Public Support for Environmental Regulation: When Ideology Trumps Knowledge
- When we gave property owners balanced information about a new law requiring cleaner heating systems, it increased their knowledge but didn’t change whether they supported the law or planned to switch heating systems.
- Property owners who kept their fossil fuel heating systems mainly said it was because switching was too expensive and their current system still worked fine.
- Those who switched to cleaner heating were motivated by wanting their country to be independent from fossil fuel imports and by wanting to help protect the climate.
- Simply providing more facts and information doesn’t change people’s minds about controversial environmental policies. Their existing values and priorities matter much more.

Protecting People from Themselves? Paternalistic Temptations of German Economic Policy
- When people choose something that seems bad for them (like gambling or working long hours), that choice reveals a value to them that outsiders can’t see or measure, but it’s still real and should be respected.

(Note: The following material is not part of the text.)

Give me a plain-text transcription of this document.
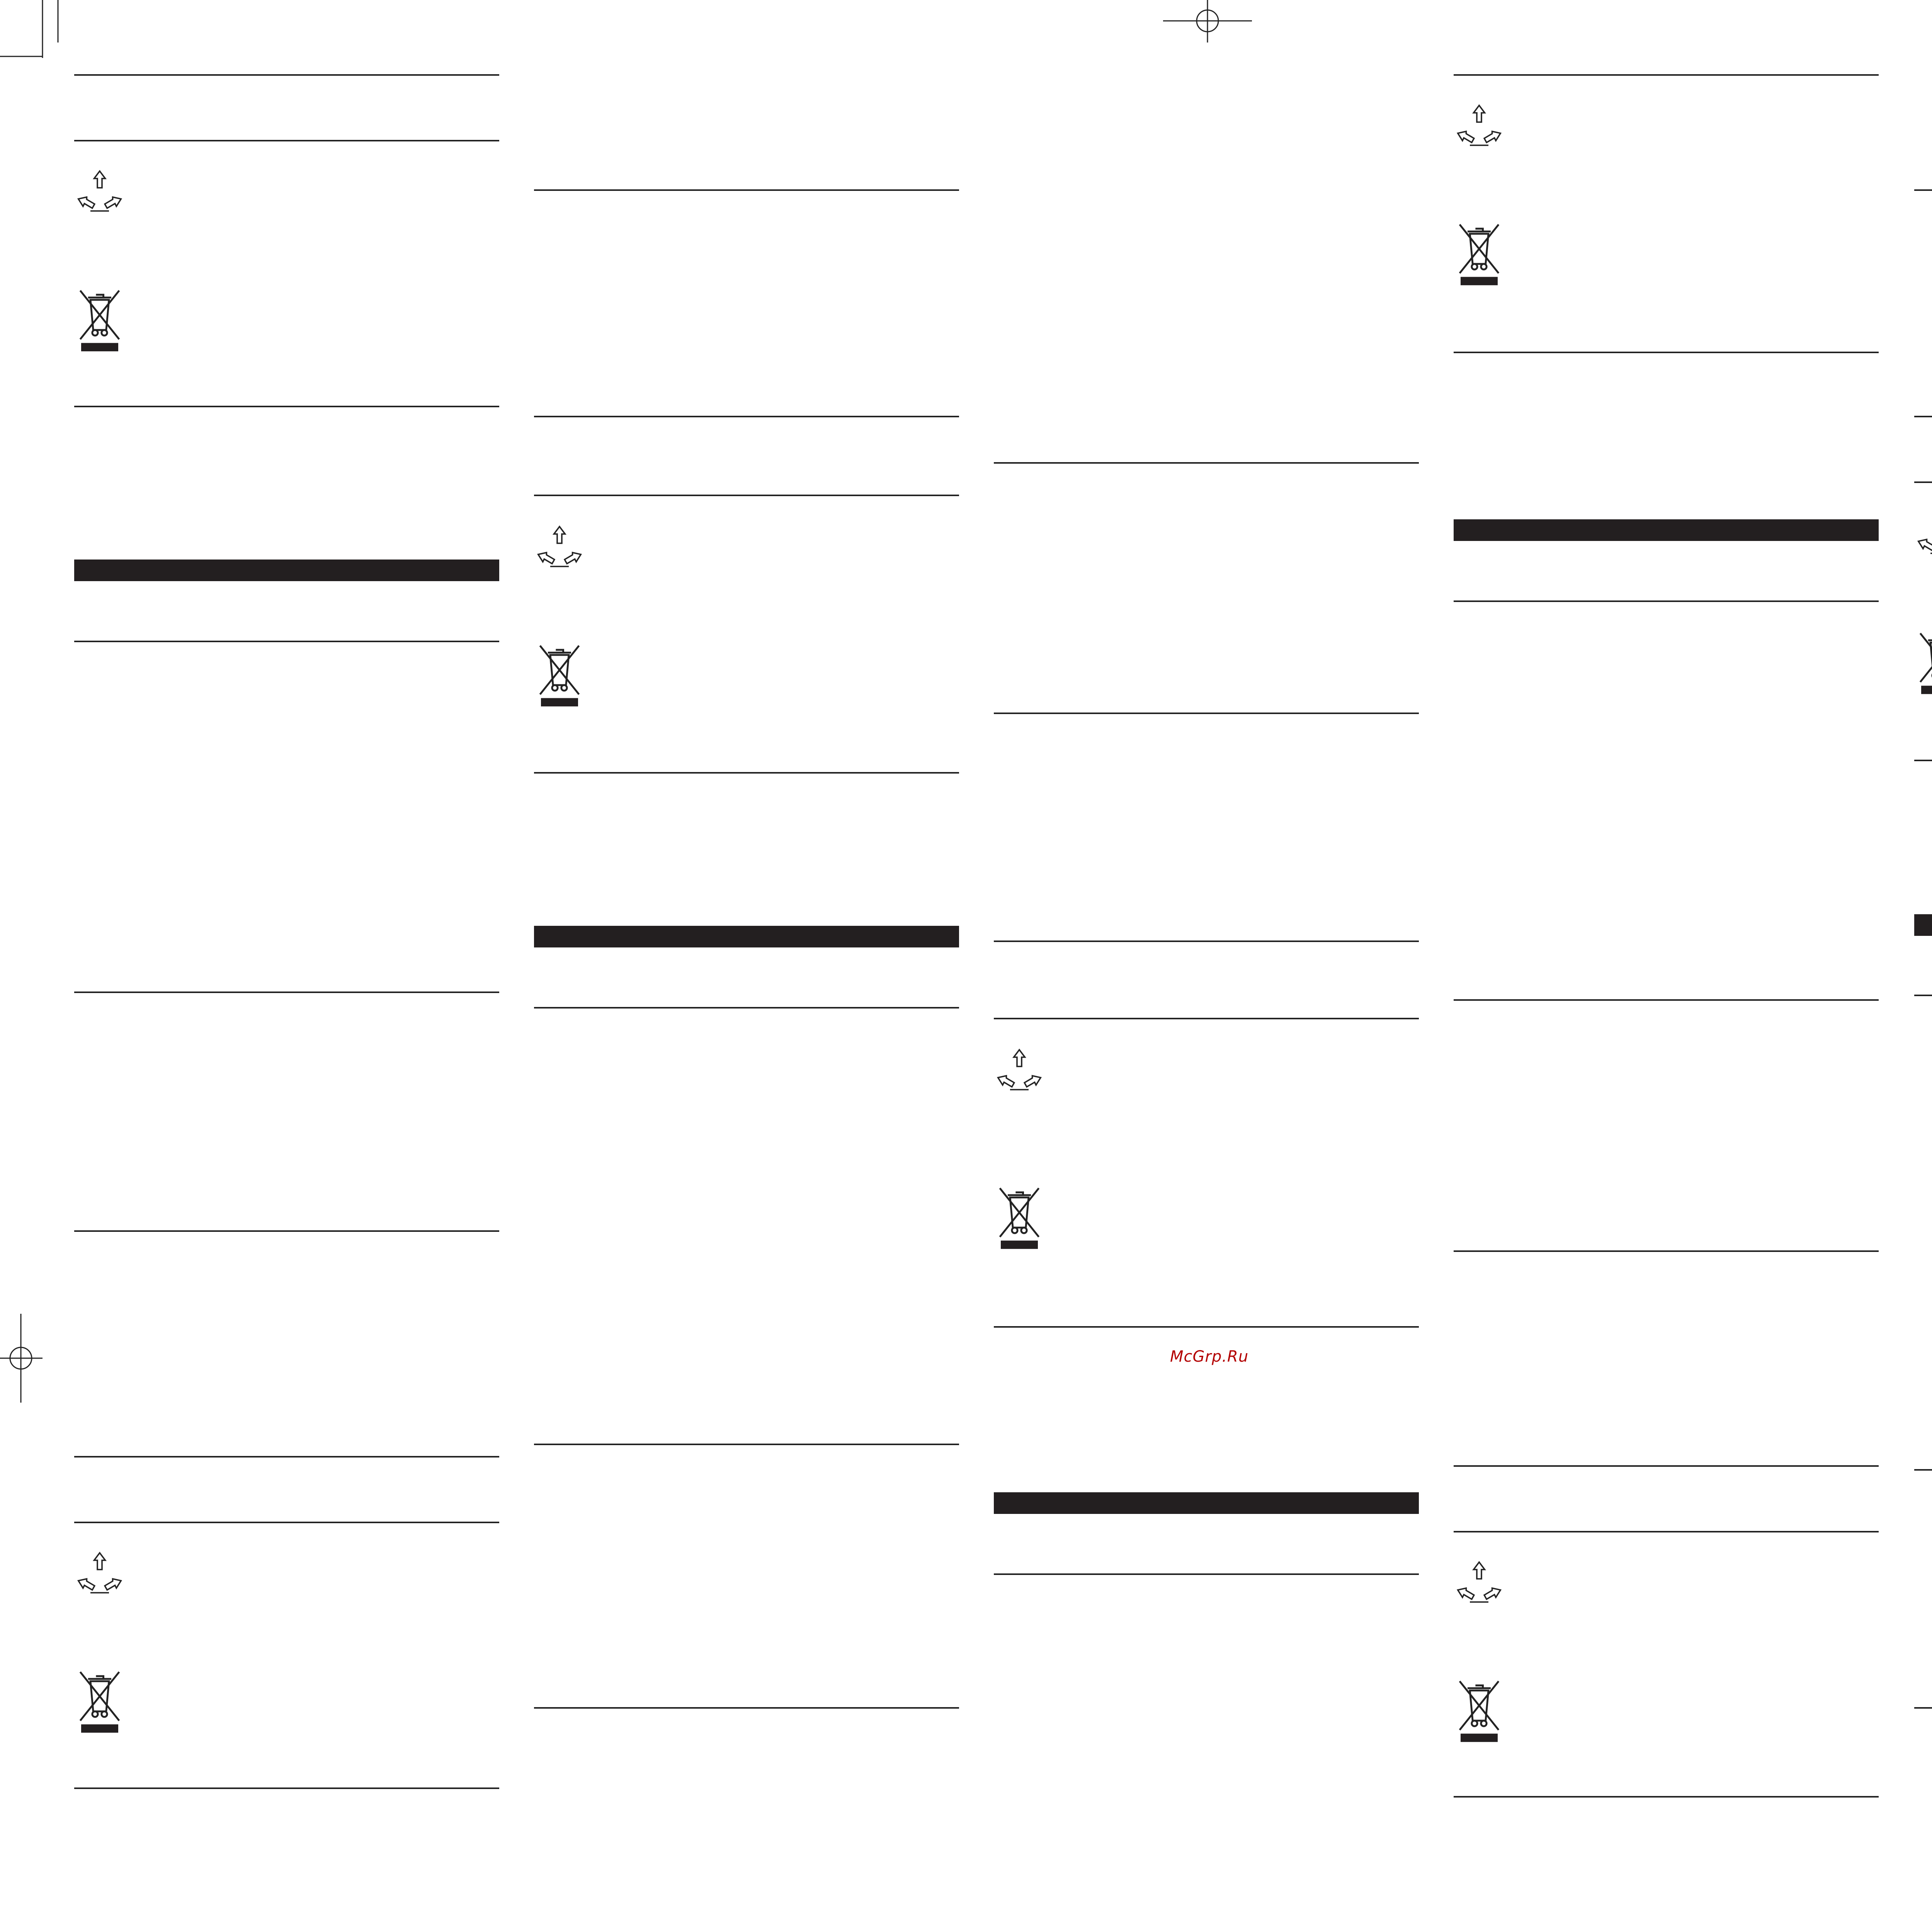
McGrp.Ru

- When governments ban businesses from offering something (like high-interest loans or overtime work), they’re actually taking away people’s ability to choose those things even though the law technically only restricts the business, not the customer or worker.
- Smart regulation can protect vulnerable people while preserving freedom for others, like automatically enrolling everyone in retirement savings but making it easy to opt out if you really don’t want to save.

Knowledge and Freedom: Evidence on the Relationship Between Information and Paternalism
- When people lack knowledge about the consequences of their choices, others are far more likely to override their decisions and choose for them.
- Most people share helpful information with others making decisions.
- When making decisions for others, people mix their own preferences with what they think the other person wants, rather than purely implementing what the person would choose if fully informed.
- When deciding for others, people gravitate toward imposing “safe” choices as if they were more objectively correct.
- People systematically believe that others share their preferences more than they actually do, which biases how they make decisions on behalf of others.